With this type of insurance, you pay a lower premium to the insurance company, but the deductible is very high, in our case, individual deductible was $2,500 and $5,000 for a family (legally it has to be upwards of $1,100 or $2,200 for a family). Insurance does not kick in until you have covered your deductible, so essentially you have to pay everything out of pocket until you cover your deductible. Unlike standard insurance, everything that your insurance covers, including prescriptions, visits to the E.R.count towards your deductible, and after insurace kicks in, most healthcare costs are 100% covered by the insurance. To offset the out of pocket expense, you have a Health Savings [bank] Account (with debit card, checks) where you have the option to put pre-taxed money every pay period. Your employer will also put a dollar amount every pay period towards your Health Savings Account every pay period. There is however, a limit on how much money you can place in the HSA every year (around $2,800 in 2007) but the money you do not use during the previous year rolls over for use the next year.

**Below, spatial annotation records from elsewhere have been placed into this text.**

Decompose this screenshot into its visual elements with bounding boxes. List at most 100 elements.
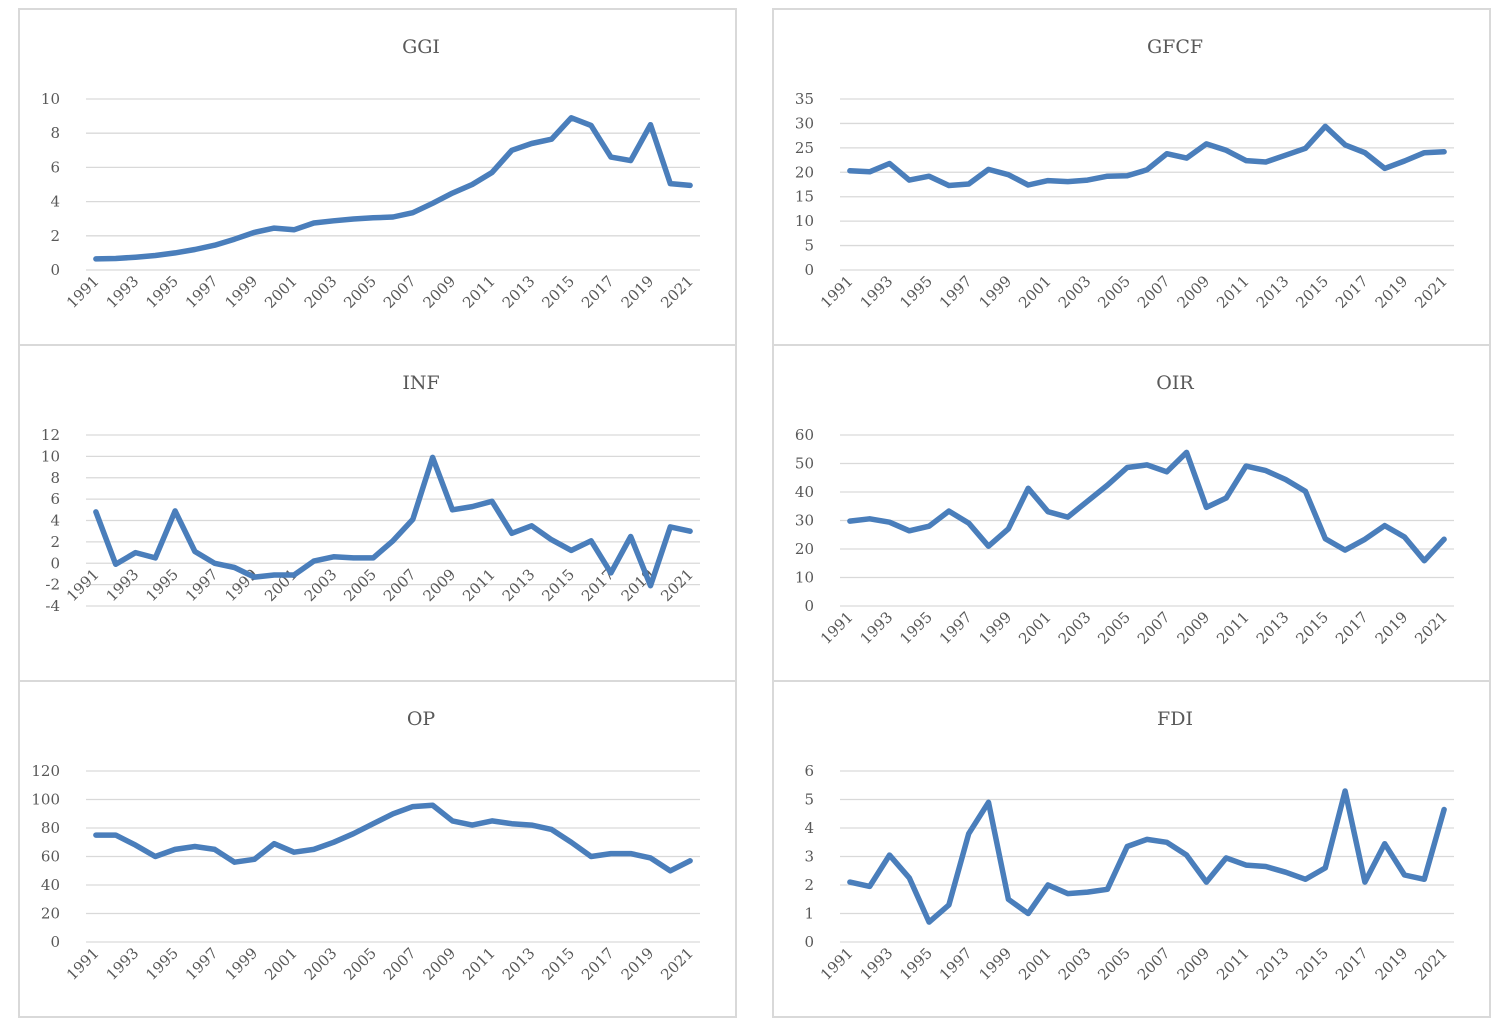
x-tick-label: 2001 (261, 944, 301, 984)
chart-panel-oir: OIR 0 10 20 30 40 50 60 1991 1993 1995 1997 1999 2001… (772, 344, 1491, 682)
x-tick-label: 2005 (340, 944, 380, 984)
x-tick-label: 2015 (538, 272, 578, 312)
x-tick-label: 2003 (1055, 272, 1095, 312)
y-tick-label: 60 (41, 848, 60, 866)
y-tick-label: 4 (804, 819, 814, 837)
x-tick-label: 2021 (657, 272, 697, 312)
y-tick-label: 120 (31, 762, 60, 780)
x-tick-label: 2001 (261, 272, 301, 312)
x-tick-label: 2001 (1015, 272, 1055, 312)
x-tick-label: 2015 (1292, 944, 1332, 984)
x-tick-label: 2019 (1372, 944, 1412, 984)
x-tick-label: 1991 (817, 944, 857, 984)
x-tick-label: 2021 (1411, 944, 1451, 984)
y-tick-label: 0 (804, 933, 814, 951)
y-tick-label: 40 (795, 483, 814, 501)
y-tick-label: 10 (795, 212, 814, 230)
y-tick-label: 1 (804, 905, 814, 923)
x-tick-label: 1993 (103, 944, 143, 984)
x-tick-label: 1995 (142, 944, 182, 984)
x-tick-label: 1999 (975, 944, 1015, 984)
x-tick-label: 1993 (857, 944, 897, 984)
y-tick-label: 15 (795, 188, 814, 206)
x-tick-label: 2015 (538, 944, 578, 984)
x-tick-label: 2009 (420, 272, 460, 312)
x-tick-label: 2021 (1411, 608, 1451, 648)
x-tick-label: 2003 (1055, 608, 1095, 648)
y-tick-label: 4 (50, 193, 60, 211)
y-tick-label: 10 (41, 90, 60, 108)
chart-panel-gfcf: GFCF 0 5 10 15 20 25 30 35 1991 1993 1995 1997 1999 20… (772, 8, 1491, 346)
chart-panel-fdi: FDI 0 1 2 3 4 5 6 1991 1993 1995 1997 1999 2001 2003 20… (772, 680, 1491, 1018)
x-tick-label: 2009 (1174, 272, 1214, 312)
x-tick-label: 1993 (857, 608, 897, 648)
x-tick-label: 1995 (896, 608, 936, 648)
y-tick-label: 20 (795, 540, 814, 558)
x-tick-label: 2001 (1015, 608, 1055, 648)
x-tick-label: 2011 (459, 944, 499, 984)
x-tick-label: 1991 (817, 272, 857, 312)
y-tick-label: 6 (50, 158, 60, 176)
series-line (847, 449, 1447, 564)
chart-title: GFCF (1147, 36, 1203, 58)
x-tick-label: 2019 (1372, 608, 1412, 648)
y-tick-label: 25 (795, 139, 814, 157)
y-tick-label: 2 (804, 876, 814, 894)
x-tick-label: 2013 (499, 272, 539, 312)
x-tick-label: 2017 (1332, 944, 1372, 984)
y-tick-label: 30 (795, 512, 814, 530)
x-tick-label: 1993 (857, 272, 897, 312)
chart-panel-op: OP 0 20 40 60 80 100 120 1991 1993 1995 1997 1999 200… (18, 680, 737, 1018)
x-tick-label: 2009 (420, 944, 460, 984)
x-tick-label: 2009 (1174, 944, 1214, 984)
x-tick-label: 2003 (301, 272, 341, 312)
x-tick-label: 1993 (103, 272, 143, 312)
y-tick-label: 10 (41, 447, 60, 465)
y-tick-label: 10 (795, 569, 814, 587)
x-tick-label: 2009 (1174, 608, 1214, 648)
y-tick-label: 5 (804, 791, 814, 809)
x-tick-label: 2013 (499, 944, 539, 984)
x-tick-label: 1999 (975, 608, 1015, 648)
series-line (847, 123, 1447, 189)
series-line (93, 802, 693, 874)
x-tick-label: 1995 (896, 272, 936, 312)
y-tick-label: -4 (45, 597, 60, 615)
x-tick-label: 2019 (618, 272, 658, 312)
y-tick-label: 35 (795, 90, 814, 108)
x-tick-label: 2019 (618, 944, 658, 984)
y-tick-label: 20 (41, 905, 60, 923)
y-tick-label: 0 (50, 933, 60, 951)
x-tick-label: 2005 (340, 272, 380, 312)
y-tick-label: 6 (50, 490, 60, 508)
x-tick-label: 2019 (1372, 272, 1412, 312)
x-tick-label: 2017 (578, 272, 618, 312)
y-tick-label: 0 (50, 261, 60, 279)
x-tick-label: 2001 (1015, 944, 1055, 984)
y-tick-label: 30 (795, 114, 814, 132)
x-tick-label: 2007 (380, 944, 420, 984)
y-tick-label: 0 (50, 554, 60, 572)
y-tick-label: 100 (31, 791, 60, 809)
y-tick-label: 60 (795, 426, 814, 444)
chart-title: OP (407, 708, 436, 730)
chart-title: INF (402, 372, 439, 394)
x-tick-label: 2005 (1094, 272, 1134, 312)
x-tick-label: 2011 (1213, 272, 1253, 312)
x-tick-label: 2017 (1332, 608, 1372, 648)
chart-panel-inf: INF -4 -2 0 2 4 6 8 10 12 1991 1993 1995 1997 1999 2001… (18, 344, 737, 682)
x-tick-label: 2011 (1213, 608, 1253, 648)
x-tick-label: 1999 (221, 272, 261, 312)
y-tick-label: -2 (45, 576, 60, 594)
chart-panel-ggi: GGI 0 2 4 6 8 10 1991 1993 1995 1997 1999 2001 2003 20… (18, 8, 737, 346)
x-tick-label: 2007 (1134, 608, 1174, 648)
series-line (93, 115, 693, 262)
x-tick-label: 2007 (380, 272, 420, 312)
y-tick-label: 5 (804, 237, 814, 255)
chart-title: GGI (402, 36, 440, 58)
x-tick-label: 2013 (1253, 272, 1293, 312)
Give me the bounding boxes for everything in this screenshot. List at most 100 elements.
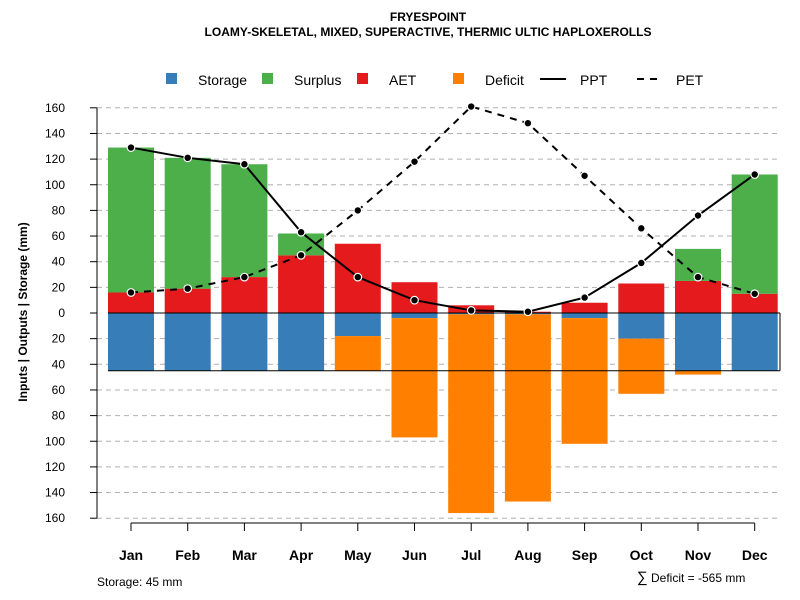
legend-deficit-swatch (453, 73, 464, 84)
y-tick-label: 60 (52, 229, 66, 243)
pet-point (126, 288, 136, 297)
bars (108, 147, 781, 514)
aet-bar (675, 280, 721, 313)
y-tick-label: 20 (52, 280, 66, 294)
x-tick-label: May (344, 547, 371, 563)
ppt-point (239, 159, 249, 169)
deficit-bar (448, 314, 495, 514)
deficit-bar (561, 318, 608, 444)
y-tick-label: 120 (45, 460, 65, 474)
ppt-point (410, 295, 419, 305)
aet-bar (278, 255, 325, 313)
aet-bar (731, 293, 778, 313)
x-tick-label: Jun (402, 547, 427, 563)
storage-bar (334, 313, 381, 337)
storage-bar (391, 313, 438, 319)
surplus-bar (731, 174, 778, 294)
x-tick-label: Jul (461, 547, 481, 563)
legend-aet-swatch (357, 73, 368, 84)
storage-bar (731, 313, 778, 371)
pet-point (183, 284, 193, 294)
ppt-point (296, 227, 306, 237)
y-tick-label: 80 (52, 203, 66, 217)
surplus-bar (278, 233, 325, 256)
y-tick-label: 60 (52, 383, 66, 397)
ppt-point (580, 293, 589, 303)
storage-footer: Storage: 45 mm (97, 575, 182, 589)
y-tick-label: 140 (45, 126, 65, 140)
y-tick-label: 160 (45, 511, 65, 525)
aet-bar (221, 277, 268, 313)
pet-point (693, 272, 703, 282)
storage-bar (278, 313, 325, 371)
ppt-point (183, 153, 193, 163)
storage-bar (675, 313, 721, 371)
deficit-bar (391, 318, 438, 438)
surplus-bar (108, 147, 154, 293)
ppt-point (750, 170, 760, 179)
x-tick-label: Feb (175, 547, 200, 563)
aet-bar (108, 292, 154, 313)
grid-lines (97, 107, 780, 519)
legend-surplus-swatch (262, 73, 273, 84)
pet-point (239, 272, 249, 282)
pet-point (636, 223, 646, 233)
y-tick-label: 40 (52, 255, 66, 269)
storage-bar (221, 313, 268, 371)
x-tick-label: Aug (514, 547, 541, 563)
aet-bar (561, 302, 608, 313)
x-tick-label: Apr (289, 547, 314, 563)
legend-storage-label: Storage (198, 72, 247, 88)
x-tick-label: Mar (232, 547, 257, 563)
surplus-bar (221, 164, 268, 278)
pet-point (296, 250, 306, 260)
pet-point (580, 171, 589, 181)
x-tick-label: Dec (742, 547, 768, 563)
ppt-line (130, 146, 756, 313)
ppt-point (126, 143, 136, 152)
x-tick-label: Nov (685, 547, 712, 563)
pet-point (523, 118, 533, 128)
storage-bar (108, 313, 154, 371)
y-axis-label: Inputs | Outputs | Storage (mm) (16, 222, 30, 401)
deficit-footer: Deficit = -565 mm (651, 571, 745, 585)
legend-surplus-label: Surplus (294, 72, 341, 88)
x-tick-label: Oct (630, 547, 654, 563)
deficit-bar (675, 370, 721, 375)
pet-point (466, 102, 476, 111)
ppt-point (523, 307, 533, 317)
chart-legend: Storage Surplus AET Deficit PPT PET (166, 72, 704, 88)
pet-point (750, 289, 760, 299)
pet-point (410, 157, 419, 167)
deficit-bar (618, 338, 665, 394)
y-tick-label: 20 (52, 332, 66, 346)
y-tick-label: 100 (45, 178, 65, 192)
legend-deficit-label: Deficit (485, 72, 524, 88)
ppt-point (353, 272, 363, 282)
ppt-point (466, 306, 476, 315)
y-tick-label: 0 (58, 306, 65, 320)
y-tick-label: 100 (45, 434, 65, 448)
series-lines (126, 102, 760, 317)
pet-point (353, 205, 363, 215)
ppt-point (693, 211, 703, 220)
x-tick-label: Sep (572, 547, 598, 563)
y-tick-label: 160 (45, 101, 65, 115)
legend-aet-label: AET (389, 72, 417, 88)
deficit-bar (504, 314, 551, 502)
storage-bar (164, 313, 211, 371)
y-tick-label: 120 (45, 152, 65, 166)
x-tick-label: Jan (119, 547, 143, 563)
deficit-bar (334, 336, 381, 371)
chart-subtitle: LOAMY-SKELETAL, MIXED, SUPERACTIVE, THER… (205, 25, 652, 39)
surplus-bar (164, 157, 211, 289)
legend-ppt-label: PPT (580, 72, 608, 88)
y-tick-label: 80 (52, 409, 66, 423)
ppt-point (636, 258, 646, 268)
deficit-sum-symbol: ∑ (637, 569, 648, 586)
y-tick-label: 40 (52, 357, 66, 371)
aet-bar (618, 283, 665, 313)
legend-storage-swatch (166, 73, 177, 84)
storage-bar (618, 313, 665, 339)
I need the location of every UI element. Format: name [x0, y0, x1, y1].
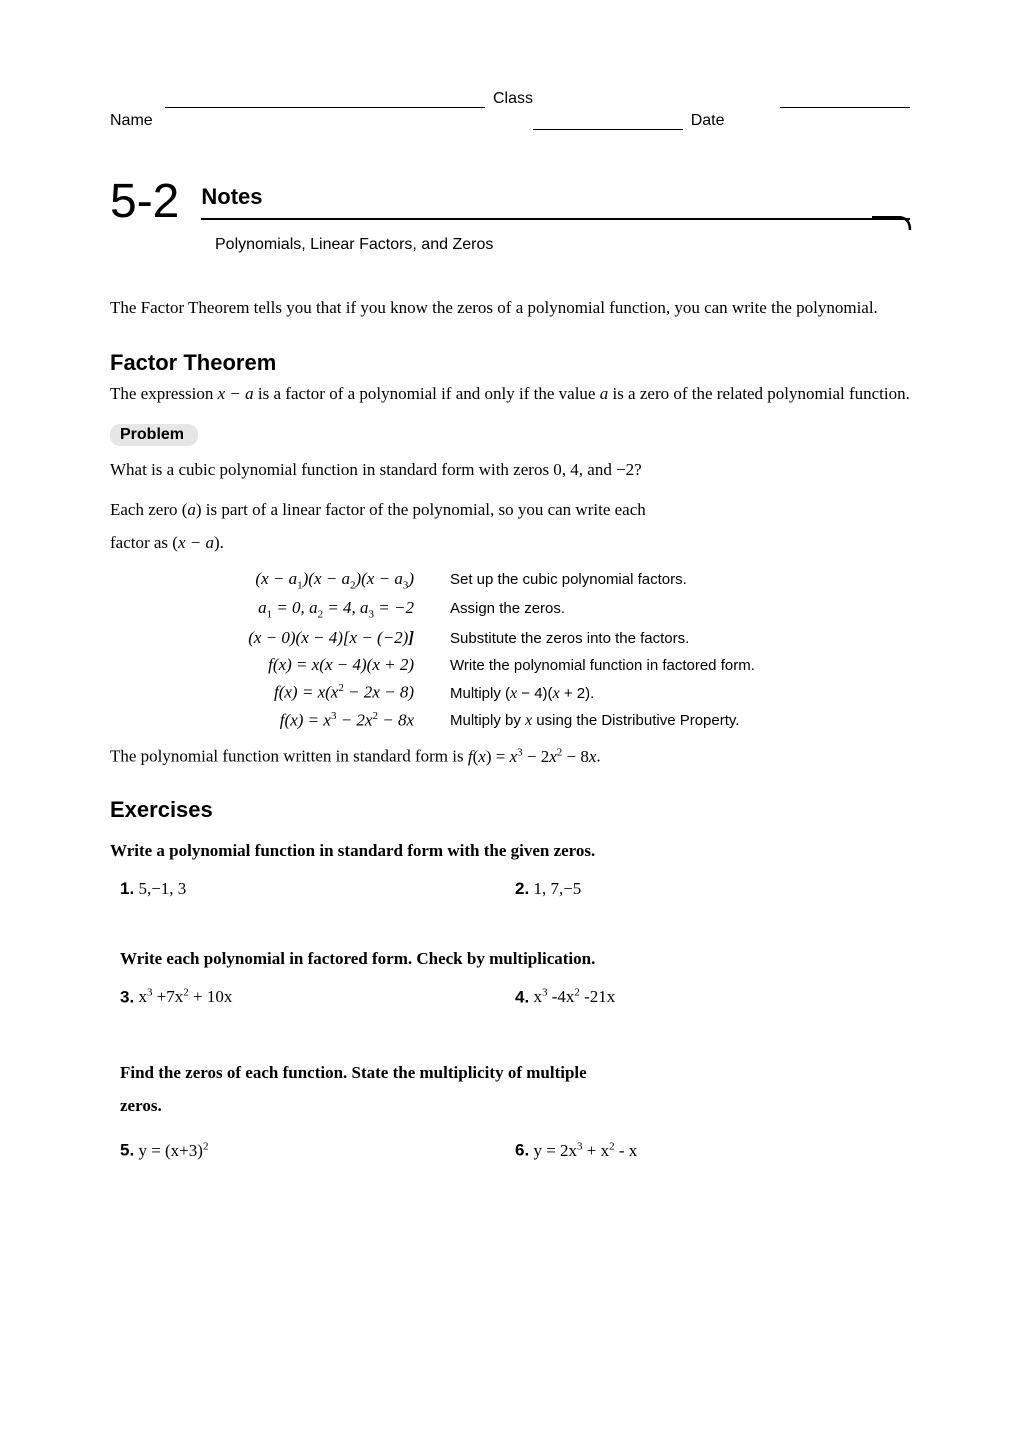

There are several benefits to using this insurance. First off, you have more control over your money, since you are paying out of pocket until the deductible is met. Second, even though you are paying out of pocket, you are paying with pre-taxed money, so depending on your tax bracket, you can save a lot of money. Also, like any savings account, the money in your HSA compounds interest, and if you have several good years, it can amount to a big chunk of money. If you are healthy, single, and you know you are not going to need prescriptions or doctors' appointments, this is a good plan for you because the HSA becomes a good investment. Also, if you know you are going to have medical expenses well over the deductible, it might be a good choice, since once the insurance kicks in, it covers 100%, and the money that you pay out of pocket, if you pay using your HSA account, is tax free.

However, it seems to me that you are severely penalized if you have a family, or if you are in the middle of the road when it comes to medical expenses. Under this plan, a family is considered to be a single unit, with a single deductible. The family has to meet the deductible before the insurance kicks in (and can be covered by a single individual). The problem is that the deductible for the family is usually double that of an individual, and it can amount to a lot of money to pay out of pocket for medical expenses (in my case, I'd have to pay $5000 before my insurace covers anything). If your family is healthy, but maybe only need a couple hundred dollars in prescription (you pay full price) a month (say you need allergy medicine, or pharmaceuticals for which there are no generics), there is no way you can actually cover the amount of the deductible in a year, and you end up paying for all of your medical costs out of pocket, and no significan money in your HSA account.